King Charles thanks royal fans for condolences in sweet card
‘Your words have brought huge comfort’: King Charles chooses sweet 1952 photograph with the Queen as he speaks about ‘profound sorrow’ after her death in thank you note to royal fans who sent condolences
- King Charles has sent messages to people who wrote to him after Queen’s death
- The monarch opened up about the ‘time of immense sorrow’ as he grieves
- He thanked people for their ‘wonderfully generous’ messages in the letters
King Charles has paid tribute to his ‘beloved mother’ and opened up about his ‘immense sorrow’ following his mother’s death.
The King, 73, is replying to people who sent their condolences when the Queen died, in some of the first royal correspondence to be stamped with his new cypher.
In a photo posted on Twitter, a royal fan shared the card they had received from Buckingham Palace, which thanked them for the kind words.
King Charles thanked well-wishers for their ‘generous’ messages of condolence following the Queen’s death in cards which included a sweet photo of himself and his late mother at Balmoral in 1952, when he was around four years old
The message inside the card thanked people for their well-wishes and opened up about his ‘immense sorrow’ since the Queen died
The message in the card read: ‘It was so very kind of you to send me such a wonderfully generous message following the death of my beloved mother.
‘Your most thoughtful words are enormously comforting, and I cannot tell you how deeply they are appreciated at this time of immense sorrow.’
The card was imprinted with the C III R cypher, which means Charles II Rex. Rex is the Latin for ‘king’.
It also carries a representation of the Tudor Crown in a reference to his grandfather, George VI.
The cards are plain on the front cover with a black border and King Charles’s cypher imprinted in the centre
Although the cover of the card is a simple design with a black border and the cypher, the inside shows a sweet photo of a young Charles with his mother.
Taken at Balmoral in 1952, when the King was around four years old, the photo shows him leaning out of a window to reach for something while the Queen stands behind him, beaming.
As Charles dutifully stepped into the role of King immediately after the Queen died, royal fans could be forgiven for forgetting that the he has also been grieving for his mother.
However, since he ascended the throne, the King has kept memories of his mother dear with subtle hints paying tribute to her – and by addressing her legacy, which he hopes to continue during his own reign.
In his first televised address to the nation following his mother’s death, the King said: ‘Throughout her life, Her Majesty The Queen – my beloved Mother – was an inspiration and example to me and to all my family, and we owe her the most heartfelt debt any family can owe to their mother; for her love, affection, guidance, understanding and example.
‘Queen Elizabeth was a life well lived; a promise with destiny kept and she is mourned most deeply in her passing. That promise of lifelong service I renew to you all today.’
He spoke from the Blue Room at Buckingham Palace, where his mother had recorded some of her Christmas Day speeches, and had a photo of the Queen on the desk next to him.

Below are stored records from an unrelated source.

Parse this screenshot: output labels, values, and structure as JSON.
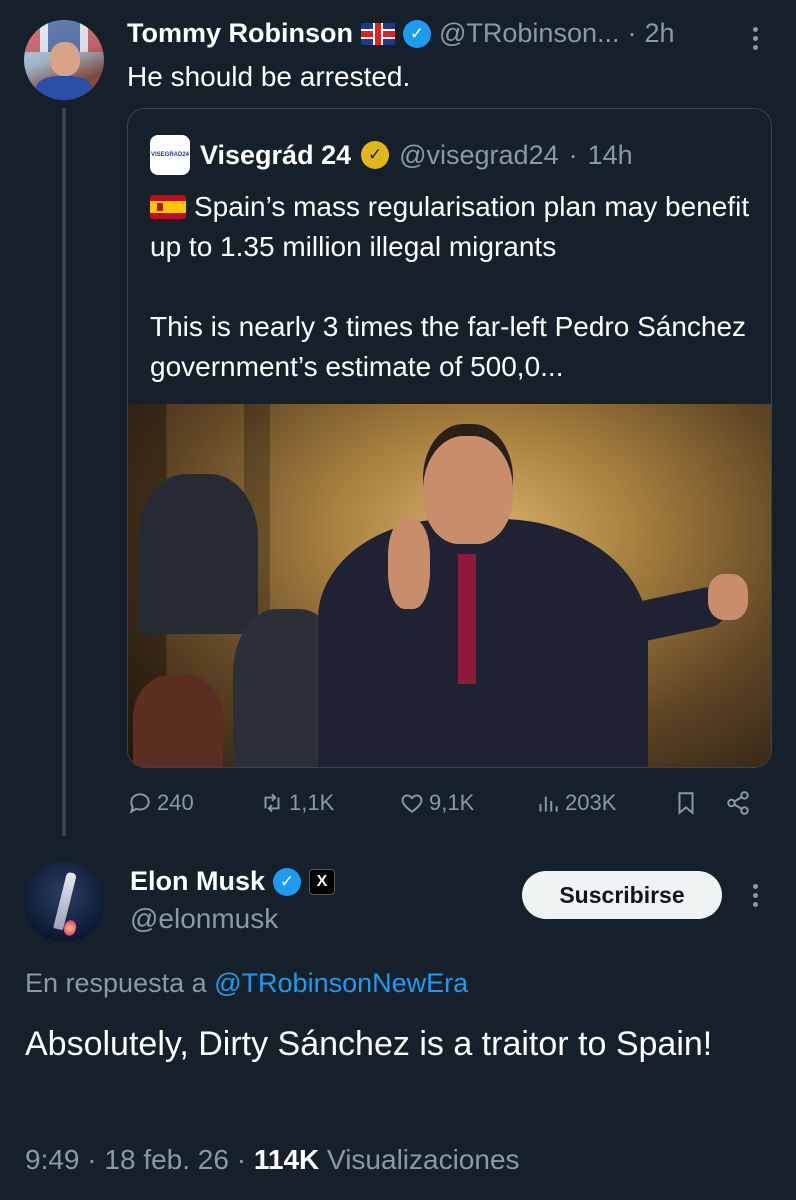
{
  "tweet": {
    "author_name": "Tommy Robinson",
    "handle": "@TRobinson...",
    "time": "2h",
    "text": "He should be arrested."
  },
  "quote": {
    "logo_text": "VISEGRAD24",
    "author_name": "Visegrád 24",
    "handle": "@visegrad24",
    "time": "14h",
    "text_p1": "Spain’s mass regularisation plan may benefit up to 1.35 million illegal migrants",
    "text_p2": "This is nearly 3 times the far-left Pedro Sánchez government’s estimate of 500,0..."
  },
  "actions": {
    "replies": "240",
    "reposts": "1,1K",
    "likes": "9,1K",
    "views": "203K"
  },
  "reply": {
    "author_name": "Elon Musk",
    "x_badge": "X",
    "handle": "@elonmusk",
    "subscribe_label": "Suscribirse",
    "reply_prefix": "En respuesta a",
    "reply_mention": "@TRobinsonNewEra",
    "text": "Absolutely, Dirty Sánchez is a traitor to Spain!",
    "time": "9:49",
    "date": "18 feb. 26",
    "views_count": "114K",
    "views_label": "Visualizaciones"
  },
  "colors": {
    "background": "#15202b",
    "accent": "#1d9bf0",
    "muted": "#8b98a5",
    "border": "#38444d"
  }
}
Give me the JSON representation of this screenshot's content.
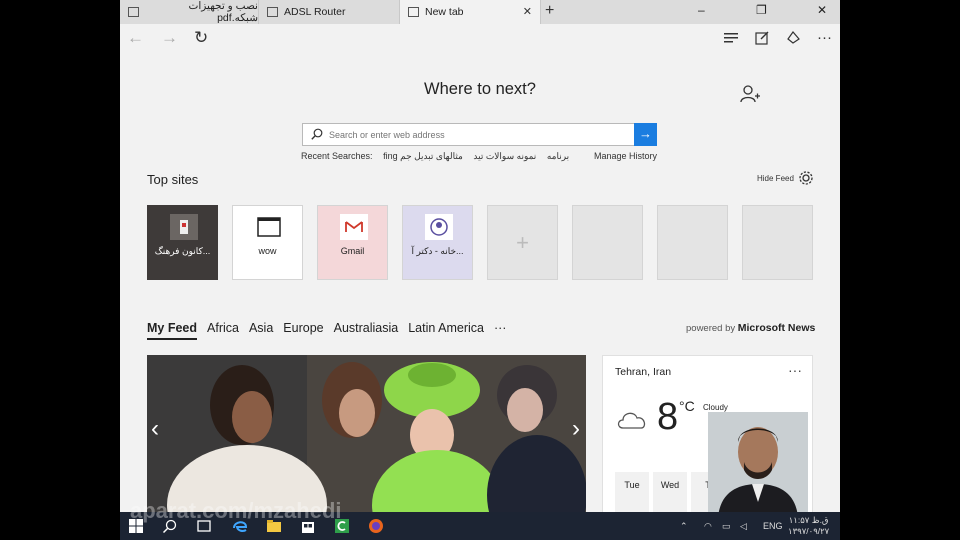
{
  "tabs": [
    {
      "label": "نصب و تجهیزات شبکه.pdf",
      "active": false
    },
    {
      "label": "ADSL Router",
      "active": false
    },
    {
      "label": "New tab",
      "active": true
    }
  ],
  "window_controls": {
    "minimize": "–",
    "restore": "❐",
    "close": "✕"
  },
  "new_tab_symbol": "+",
  "toolbar": {
    "back": "←",
    "forward": "→",
    "refresh": "↻",
    "more": "···"
  },
  "heading": "Where to next?",
  "search": {
    "placeholder": "Search or enter web address",
    "go": "→"
  },
  "recent": {
    "label": "Recent Searches:",
    "items": [
      "fing برنامه",
      "نمونه سوالات تید",
      "مثالهای تبدیل جم"
    ],
    "manage": "Manage History"
  },
  "top_sites": {
    "title": "Top sites",
    "hide_feed": "Hide Feed",
    "tiles": [
      {
        "label": "کانون فرهنگ..."
      },
      {
        "label": "wow"
      },
      {
        "label": "Gmail"
      },
      {
        "label": "خانه - دکتر آ..."
      },
      {
        "label": ""
      },
      {
        "label": ""
      },
      {
        "label": ""
      },
      {
        "label": ""
      }
    ]
  },
  "feed": {
    "categories": [
      "My Feed",
      "Africa",
      "Asia",
      "Europe",
      "Australiasia",
      "Latin America",
      "···"
    ],
    "powered_prefix": "powered by",
    "powered_brand": "Microsoft News"
  },
  "weather": {
    "location": "Tehran, Iran",
    "more": "···",
    "temp": "8",
    "unit": "°C",
    "condition": "Cloudy",
    "days": [
      "Tue",
      "Wed",
      "T"
    ]
  },
  "taskbar": {
    "lang": "ENG",
    "time": "۱۱:۵۷ ق.ظ",
    "date": "۱۳۹۷/۰۹/۲۷"
  },
  "watermark": "aparat.com/mzahedi",
  "colors": {
    "accent": "#1a7de0",
    "taskbar": "#1c2433"
  }
}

The King continued: ‘Her dedication and devotion as Sovereign never waivered, through times of change and progress, through times of joy and celebration, and through times of sadness and loss.’
The new royal cypher was first seen being printed on 27 September as they rolled off the Court Post Office printer at Buckingham Palace.
The cypher is the personal property of the King and was selected by him personally from a series of designs prepared by the College of Arms.
The King’s cypher is perhaps best known for appearing on items including postboxes and state signage, but it is also used by government departments and by the Royal Household for franking mail.
A Scottish version of the symbol features the Scottish Crown, approved by the Lord Lyon King of Arms.
Queen Elizabeth II’s design featured the St Edward’s Crown, which can be found on pint glasses and government buildings to police uniforms.
When the cypher first debuted, some pointed out it bore a striking similarity to Christiano Ronaldo’s own branding, which features his initials and his shirt number.